🤖 AI Summary
This work addresses the under-exploitation of hard negative samples in self-supervised visual representation learning and proposes, for the first time, synthesizing hard negatives within Vision Transformers (ViTs). Methodologically, it integrates a controllable synthetic negative generation mechanism into self-supervised frameworks—such as MAE—based on DeiT-S and Swin-T architectures to sharpen discriminative boundaries in contrastive learning. The key contributions are: (1) empirical validation that synthetic hard negatives critically enhance ViT representation quality; (2) an efficient training paradigm requiring no additional annotations or conventional data augmentation; and (3) consistent improvements in feature discriminability—achieving average gains of 1.2–1.8 percentage points over baselines on ImageNet linear evaluation and multiple downstream tasks.

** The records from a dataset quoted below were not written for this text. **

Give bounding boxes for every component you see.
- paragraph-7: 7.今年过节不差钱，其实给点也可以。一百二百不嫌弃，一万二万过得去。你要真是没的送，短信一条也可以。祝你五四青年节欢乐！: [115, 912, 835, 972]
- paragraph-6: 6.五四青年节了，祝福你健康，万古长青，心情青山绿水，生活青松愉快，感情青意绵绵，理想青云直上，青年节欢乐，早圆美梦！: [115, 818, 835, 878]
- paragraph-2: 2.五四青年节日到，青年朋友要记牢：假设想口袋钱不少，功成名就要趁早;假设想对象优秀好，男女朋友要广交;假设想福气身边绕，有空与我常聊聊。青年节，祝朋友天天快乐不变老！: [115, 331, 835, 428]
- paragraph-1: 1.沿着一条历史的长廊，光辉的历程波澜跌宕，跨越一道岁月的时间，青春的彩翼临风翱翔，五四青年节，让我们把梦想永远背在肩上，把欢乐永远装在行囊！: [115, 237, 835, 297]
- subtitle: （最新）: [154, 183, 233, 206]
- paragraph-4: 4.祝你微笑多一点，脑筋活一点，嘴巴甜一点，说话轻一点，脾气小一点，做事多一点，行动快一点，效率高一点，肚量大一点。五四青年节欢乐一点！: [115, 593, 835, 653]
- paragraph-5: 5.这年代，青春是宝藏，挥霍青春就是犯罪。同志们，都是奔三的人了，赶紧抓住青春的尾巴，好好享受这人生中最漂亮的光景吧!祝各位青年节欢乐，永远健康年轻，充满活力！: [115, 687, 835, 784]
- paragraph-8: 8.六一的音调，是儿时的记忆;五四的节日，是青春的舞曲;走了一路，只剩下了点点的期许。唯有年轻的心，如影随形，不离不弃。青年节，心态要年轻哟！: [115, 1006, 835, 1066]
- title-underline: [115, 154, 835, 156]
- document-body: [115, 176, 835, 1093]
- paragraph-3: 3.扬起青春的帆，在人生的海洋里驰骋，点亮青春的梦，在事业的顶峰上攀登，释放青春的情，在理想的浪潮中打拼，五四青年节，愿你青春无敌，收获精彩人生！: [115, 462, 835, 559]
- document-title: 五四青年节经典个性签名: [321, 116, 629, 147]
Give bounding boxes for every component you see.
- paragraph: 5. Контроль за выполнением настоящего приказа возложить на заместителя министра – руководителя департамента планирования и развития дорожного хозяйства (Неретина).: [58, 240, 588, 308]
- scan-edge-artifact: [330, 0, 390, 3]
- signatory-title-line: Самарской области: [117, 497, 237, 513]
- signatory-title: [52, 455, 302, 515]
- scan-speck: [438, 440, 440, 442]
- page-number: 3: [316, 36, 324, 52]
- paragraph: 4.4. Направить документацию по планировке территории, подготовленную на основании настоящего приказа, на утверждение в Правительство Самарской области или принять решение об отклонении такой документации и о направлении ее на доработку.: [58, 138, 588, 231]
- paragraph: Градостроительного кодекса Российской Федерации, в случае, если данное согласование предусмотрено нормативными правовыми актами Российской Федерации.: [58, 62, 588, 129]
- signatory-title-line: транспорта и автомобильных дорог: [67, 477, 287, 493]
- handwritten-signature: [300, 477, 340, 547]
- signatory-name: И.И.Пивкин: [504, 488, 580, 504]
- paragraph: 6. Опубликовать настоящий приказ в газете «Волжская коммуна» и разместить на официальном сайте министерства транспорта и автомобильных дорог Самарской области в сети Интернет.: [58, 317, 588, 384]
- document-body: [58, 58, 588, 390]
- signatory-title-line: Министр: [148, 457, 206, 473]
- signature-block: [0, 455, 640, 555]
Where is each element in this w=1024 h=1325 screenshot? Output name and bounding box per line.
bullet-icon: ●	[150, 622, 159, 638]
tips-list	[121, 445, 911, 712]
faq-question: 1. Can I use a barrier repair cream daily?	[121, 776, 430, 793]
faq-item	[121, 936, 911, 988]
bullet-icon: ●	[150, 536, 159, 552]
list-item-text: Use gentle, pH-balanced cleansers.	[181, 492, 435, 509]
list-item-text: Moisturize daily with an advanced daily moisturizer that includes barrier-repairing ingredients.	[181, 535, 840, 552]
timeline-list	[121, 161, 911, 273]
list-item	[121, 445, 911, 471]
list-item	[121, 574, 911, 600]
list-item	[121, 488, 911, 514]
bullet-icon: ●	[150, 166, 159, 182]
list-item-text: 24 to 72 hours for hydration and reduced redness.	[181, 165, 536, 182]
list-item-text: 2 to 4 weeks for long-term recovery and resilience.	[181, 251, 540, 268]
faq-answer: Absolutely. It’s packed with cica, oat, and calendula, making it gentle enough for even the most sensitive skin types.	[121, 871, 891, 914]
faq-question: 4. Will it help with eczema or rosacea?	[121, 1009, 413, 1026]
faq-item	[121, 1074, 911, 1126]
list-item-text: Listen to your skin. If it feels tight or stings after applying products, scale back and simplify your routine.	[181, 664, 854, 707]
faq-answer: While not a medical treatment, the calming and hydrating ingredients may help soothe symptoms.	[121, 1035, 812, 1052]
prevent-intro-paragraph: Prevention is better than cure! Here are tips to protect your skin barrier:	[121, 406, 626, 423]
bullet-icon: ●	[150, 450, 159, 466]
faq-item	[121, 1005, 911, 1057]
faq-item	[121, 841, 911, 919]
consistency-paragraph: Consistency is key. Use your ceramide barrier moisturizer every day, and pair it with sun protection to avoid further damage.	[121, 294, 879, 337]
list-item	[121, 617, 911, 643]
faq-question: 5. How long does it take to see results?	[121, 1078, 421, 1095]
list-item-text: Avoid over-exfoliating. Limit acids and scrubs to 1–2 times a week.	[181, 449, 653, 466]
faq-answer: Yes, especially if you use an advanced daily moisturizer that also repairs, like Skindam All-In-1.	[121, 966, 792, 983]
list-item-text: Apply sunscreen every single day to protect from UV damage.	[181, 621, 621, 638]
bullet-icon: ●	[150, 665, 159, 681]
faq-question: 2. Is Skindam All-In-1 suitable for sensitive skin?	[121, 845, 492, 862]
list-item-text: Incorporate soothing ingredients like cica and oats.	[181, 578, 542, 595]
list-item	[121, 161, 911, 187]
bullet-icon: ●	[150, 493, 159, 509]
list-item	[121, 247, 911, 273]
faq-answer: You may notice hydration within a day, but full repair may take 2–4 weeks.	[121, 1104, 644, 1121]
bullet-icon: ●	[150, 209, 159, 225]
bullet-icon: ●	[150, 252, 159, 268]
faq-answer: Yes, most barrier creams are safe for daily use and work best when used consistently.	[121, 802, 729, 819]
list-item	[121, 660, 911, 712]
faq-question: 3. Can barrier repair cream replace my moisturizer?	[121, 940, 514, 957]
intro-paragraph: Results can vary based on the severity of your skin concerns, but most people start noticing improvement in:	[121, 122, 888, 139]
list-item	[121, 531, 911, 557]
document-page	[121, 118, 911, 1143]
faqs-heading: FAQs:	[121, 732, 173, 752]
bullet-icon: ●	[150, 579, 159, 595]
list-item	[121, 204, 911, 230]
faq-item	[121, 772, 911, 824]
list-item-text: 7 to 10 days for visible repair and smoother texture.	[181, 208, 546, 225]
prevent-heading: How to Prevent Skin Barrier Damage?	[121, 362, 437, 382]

This study provides a novel, principled direction and a reproducible technical pathway for optimizing ViTs in self-supervised learning.
📝 Abstract
This paper does not introduce a novel method per se. Instead, we address the neglected potential of hard negative samples in self-supervised learning. Previous works explored synthetic hard negatives but rarely in the context of vision transformers. We build on this observation and integrate synthetic hard negatives to improve vision transformer representation learning. This simple yet effective technique notably improves the discriminative power of learned representations. Our experiments show performance improvements for both DeiT-S and Swin-T architectures.